When troubleshooting Western blot detection of phosphorylated CHEK2 (Thr387), consider these critical factors:

• Sample preparation optimization:

  • Rapid harvesting and processing to prevent dephosphorylation

  • Use of strong phosphatase inhibitor cocktails in all buffers

  • Avoidance of multiple freeze-thaw cycles that can degrade phosphoproteins

• Detection challenges and solutions:

  • Low signal issue: Optimize antibody concentration (try 1:500 dilution), extend incubation time to overnight at 4°C

  • High background: More stringent washing (5-6 times, 10 minutes each), optimize blocking (try 5% BSA instead of milk)

  • Non-specific bands: Confirm molecular weight (60-61 kDa) , use blocking peptides to verify specificity

  • Inconsistent results: Standardize DNA damage treatment conditions, control cell confluence

• Technical considerations:

  • Use freshly prepared reducing agents in sample buffer

  • Consider gradient gels (4-15%) for better resolution

  • Wet transfer systems may preserve phosphoepitopes better than semi-dry

  • For challenging detections, enhance sensitivity with amplified detection systems

• Controls to implement:

  • Positive control: HeLa cells treated with bleomycin consistently show Thr387 phosphorylation

  • Negative control: Samples treated with lambda phosphatase

  • Loading control: Reprobe for total CHEK2 or housekeeping proteins

  • Expression control: If working with transfected CHEK2, confirm expression with tag-specific antibodies

• Common artifacts to be aware of:

  • In cells expressing dominant-negative CHEK2, a faster migrating form might be detected by Thr387 antibody, representing basal phosphorylation

  • Heterogeneous expression in pooled cultures may result in variable phosphorylation levels

Addressing these considerations systematically can significantly improve detection of phosphorylated CHEK2 (Thr387) by Western blotting.

How can I optimize immunofluorescence procedures for detecting phosphorylated CHEK2 (Thr387) in different cell types?

Optimizing immunofluorescence for phosphorylated CHEK2 (Thr387) requires careful attention to multiple experimental parameters:

• Fixation and permeabilization optimization:

  • Fixation: 4% paraformaldehyde (10-15 minutes) preserves phosphoepitopes better than methanol

  • Permeabilization: Test both 0.1% Triton X-100 and 0.5% saponin to determine optimal access to nuclear proteins

  • Critical step: Include phosphatase inhibitors (10 mM NaF, 1 mM Na₃VO₄) in all buffers to preserve phosphorylation

• Antibody incubation parameters:

  • Dilution range: Start with 1:100 dilution and optimize as needed (1:50-1:200 is typical)
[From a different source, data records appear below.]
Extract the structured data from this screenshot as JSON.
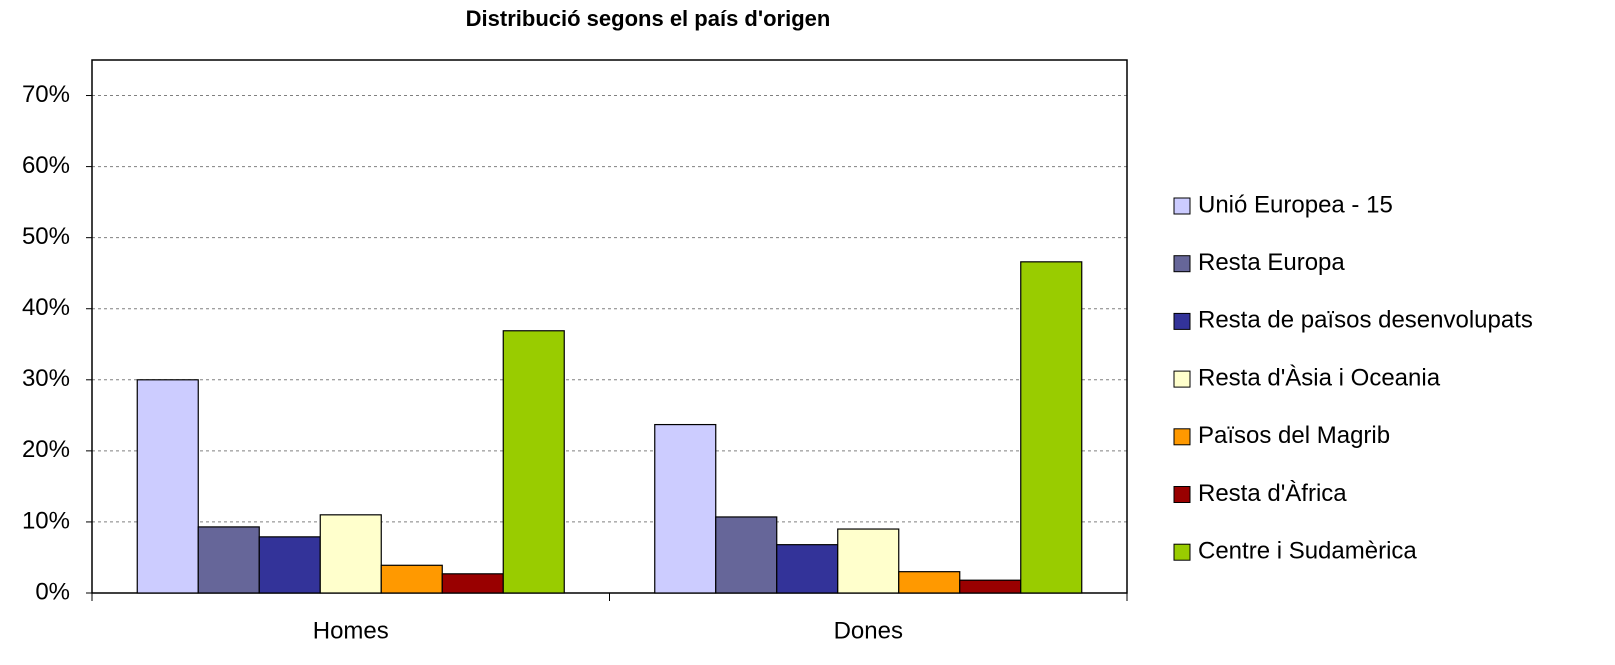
{
  "chart_data": {
    "type": "bar",
    "title": "Distribució segons el país d'origen",
    "categories": [
      "Homes",
      "Dones"
    ],
    "series": [
      {
        "name": "Unió Europea - 15",
        "color": "#ccccff",
        "values": [
          30.0,
          23.7
        ]
      },
      {
        "name": "Resta Europa",
        "color": "#666699",
        "values": [
          9.3,
          10.7
        ]
      },
      {
        "name": "Resta de països desenvolupats",
        "color": "#333399",
        "values": [
          7.9,
          6.8
        ]
      },
      {
        "name": "Resta d'Àsia i Oceania",
        "color": "#ffffcc",
        "values": [
          11.0,
          9.0
        ]
      },
      {
        "name": "Països del Magrib",
        "color": "#ff9900",
        "values": [
          3.9,
          3.0
        ]
      },
      {
        "name": "Resta d'Àfrica",
        "color": "#990000",
        "values": [
          2.7,
          1.8
        ]
      },
      {
        "name": "Centre i Sudamèrica",
        "color": "#99cc00",
        "values": [
          36.9,
          46.6
        ]
      }
    ],
    "ylim": [
      0,
      75
    ],
    "yticks": [
      {
        "value": 0,
        "label": "0%"
      },
      {
        "value": 10,
        "label": "10%"
      },
      {
        "value": 20,
        "label": "20%"
      },
      {
        "value": 30,
        "label": "30%"
      },
      {
        "value": 40,
        "label": "40%"
      },
      {
        "value": 50,
        "label": "50%"
      },
      {
        "value": 60,
        "label": "60%"
      },
      {
        "value": 70,
        "label": "70%"
      }
    ],
    "grid": true,
    "legend": "right"
  }
}
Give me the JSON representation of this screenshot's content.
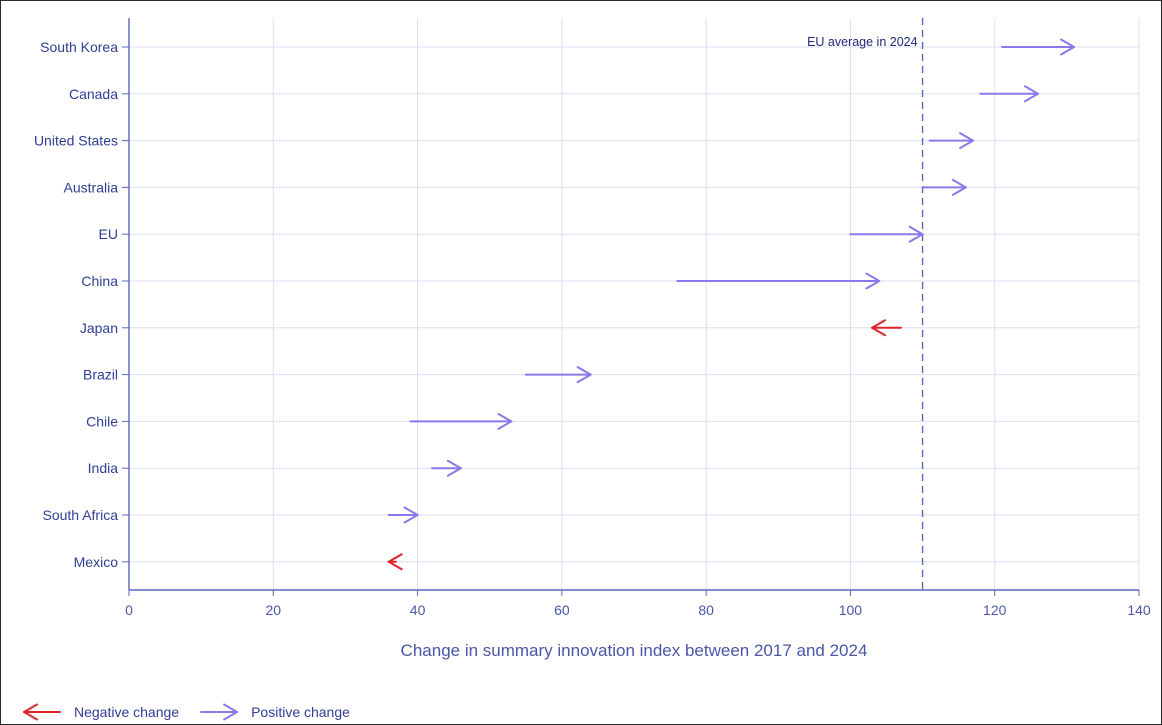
{
  "chart_data": {
    "type": "arrow",
    "categories": [
      "South Korea",
      "Canada",
      "United States",
      "Australia",
      "EU",
      "China",
      "Japan",
      "Brazil",
      "Chile",
      "India",
      "South Africa",
      "Mexico"
    ],
    "series": [
      {
        "name": "2017",
        "values": [
          121,
          118,
          111,
          110,
          100,
          76,
          107,
          55,
          39,
          42,
          36,
          37
        ]
      },
      {
        "name": "2024",
        "values": [
          131,
          126,
          117,
          116,
          110,
          104,
          103,
          64,
          53,
          46,
          40,
          36
        ]
      }
    ],
    "xlabel": "Change in summary innovation index between 2017 and 2024",
    "ylabel": "",
    "xlim": [
      0,
      140
    ],
    "xticks": [
      0,
      20,
      40,
      60,
      80,
      100,
      120,
      140
    ],
    "grid": true,
    "reference_line": {
      "value": 110,
      "label": "EU average in 2024",
      "style": "dashed"
    },
    "legend": {
      "placement": "bottom-left",
      "items": [
        {
          "label": "Negative change",
          "color": "#e0232b"
        },
        {
          "label": "Positive change",
          "color": "#8b78ea"
        }
      ]
    },
    "colors": {
      "positive": "#8b78ea",
      "negative": "#e0232b",
      "grid": "#dcdff3",
      "axis": "#5a67b8"
    }
  }
}
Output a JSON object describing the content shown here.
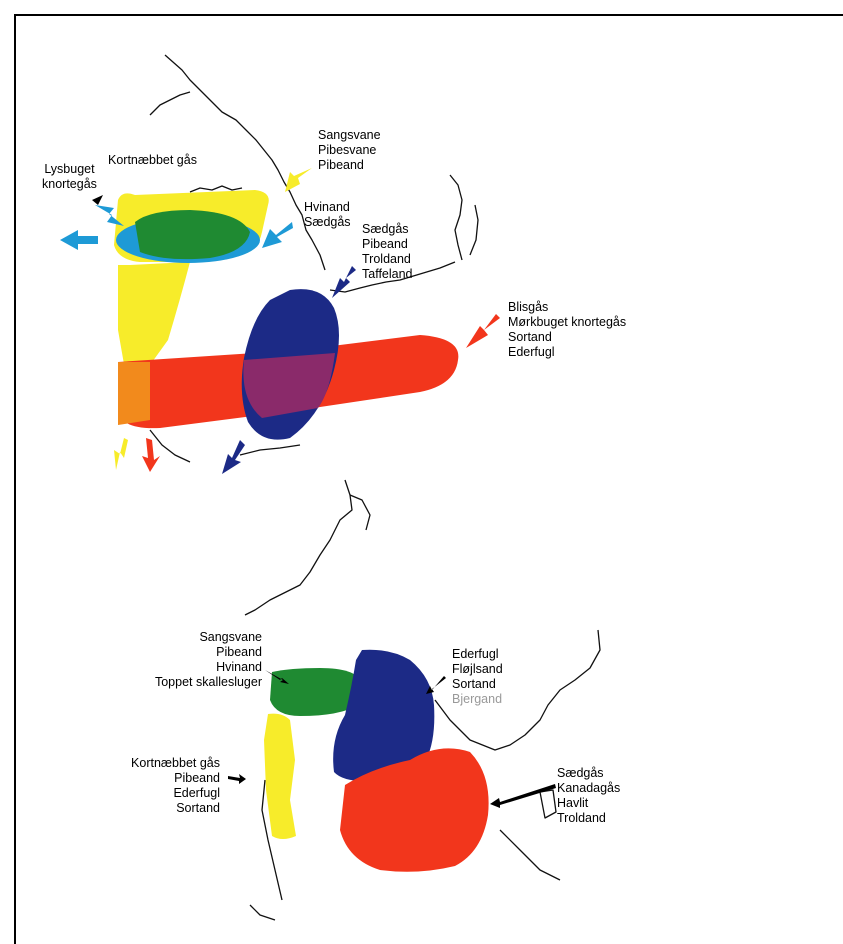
{
  "map_top": {
    "labels": {
      "lysbuget": [
        "Lysbuget",
        "knortegås"
      ],
      "kortnaebbet": [
        "Kortnæbbet gås"
      ],
      "sangsvane": [
        "Sangsvane",
        "Pibesvane",
        "Pibeand"
      ],
      "hvinand": [
        "Hvinand",
        "Sædgås"
      ],
      "saedgaas": [
        "Sædgås",
        "Pibeand",
        "Troldand",
        "Taffeland"
      ],
      "blisgaas": [
        "Blisgås",
        "Mørkbuget knortegås",
        "Sortand",
        "Ederfugl"
      ]
    },
    "colors": {
      "north_blue": "#1e9ad6",
      "north_green": "#1f8a32",
      "west_yellow": "#f7ec2a",
      "south_red": "#f2361c",
      "south_orange": "#f28a1c",
      "east_navy": "#1c2a86",
      "overlap_purple": "#8a2a6a",
      "arrow_black": "#000000"
    }
  },
  "map_bottom": {
    "labels": {
      "nw": [
        "Sangsvane",
        "Pibeand",
        "Hvinand",
        "Toppet skallesluger"
      ],
      "west": [
        "Kortnæbbet gås",
        "Pibeand",
        "Ederfugl",
        "Sortand"
      ],
      "ne": [
        "Ederfugl",
        "Fløjlsand",
        "Sortand",
        "Bjergand"
      ],
      "se": [
        "Sædgås",
        "Kanadagås",
        "Havlit",
        "Troldand"
      ]
    }
  }
}
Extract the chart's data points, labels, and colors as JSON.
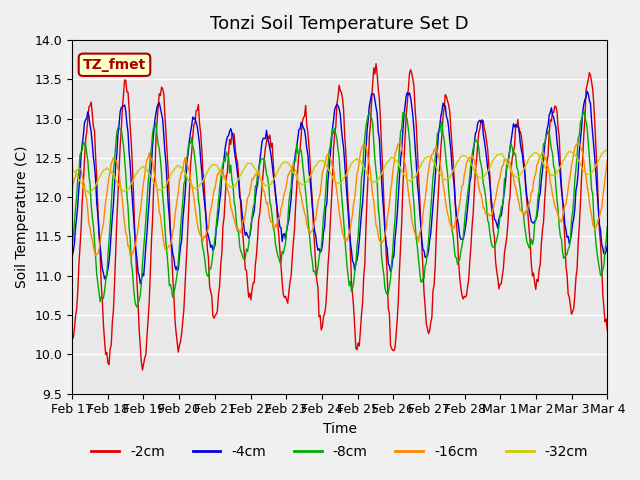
{
  "title": "Tonzi Soil Temperature Set D",
  "xlabel": "Time",
  "ylabel": "Soil Temperature (C)",
  "ylim": [
    9.5,
    14.0
  ],
  "yticks": [
    9.5,
    10.0,
    10.5,
    11.0,
    11.5,
    12.0,
    12.5,
    13.0,
    13.5,
    14.0
  ],
  "xtick_positions": [
    0,
    1,
    2,
    3,
    4,
    5,
    6,
    7,
    8,
    9,
    10,
    11,
    12,
    13,
    14,
    15
  ],
  "xtick_labels": [
    "Feb 17",
    "Feb 18",
    "Feb 19",
    "Feb 20",
    "Feb 21",
    "Feb 22",
    "Feb 23",
    "Feb 24",
    "Feb 25",
    "Feb 26",
    "Feb 27",
    "Feb 28",
    "Mar 1",
    "Mar 2",
    "Mar 3",
    "Mar 4"
  ],
  "legend_labels": [
    "-2cm",
    "-4cm",
    "-8cm",
    "-16cm",
    "-32cm"
  ],
  "line_colors": [
    "#dd0000",
    "#0000dd",
    "#00aa00",
    "#ff8800",
    "#cccc00"
  ],
  "label_box_color": "#ffffcc",
  "label_box_edge": "#aa0000",
  "label_text": "TZ_fmet",
  "label_text_color": "#aa0000",
  "plot_bg_color": "#e8e8e8",
  "grid_color": "#ffffff",
  "title_fontsize": 13,
  "axis_fontsize": 10,
  "tick_fontsize": 9,
  "legend_fontsize": 10,
  "n_points": 480,
  "days": 15
}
  • Incubation time: Overnight at 4°C generally provides better signal-to-noise ratio than shorter incubations

  • Blocking: Use 3-5% BSA with 10% normal serum from secondary antibody host species

• Cell type-specific considerations:

  • Cancer cell lines: May have higher basal phosphorylation; consider shorter DNA damage treatments

  • Primary cells: May require stronger DNA damage stimuli; optimize cell density for consistent results

  • Tissues: May require antigen retrieval methods (citrate buffer pH 6.0 or EDTA buffer pH 9.0)

• Signal enhancement strategies:

  • Tyramide signal amplification for weak signals

  • Use of highly cross-adsorbed secondary antibodies to minimize background

  • Consider super-resolution microscopy techniques for detailed localization studies

• Co-staining approaches:

  • Double-stain with total CHEK2 antibody (from different host species) to normalize phospho-signal

  • Co-stain with DNA damage markers (γH2AX) to correlate with DNA lesions

  • Nuclear counterstaining with DAPI to assess nuclear localization

• Controls and quantification:

  • Untreated versus DNA damage-treated cells as negative/positive controls

  • Secondary antibody-only controls to assess background

  • Quantitative image analysis using software like ImageJ/FIJI with consistent thresholding

Following these optimization steps will help achieve reliable and reproducible immunofluorescence detection of phosphorylated CHEK2 (Thr387) across different experimental systems.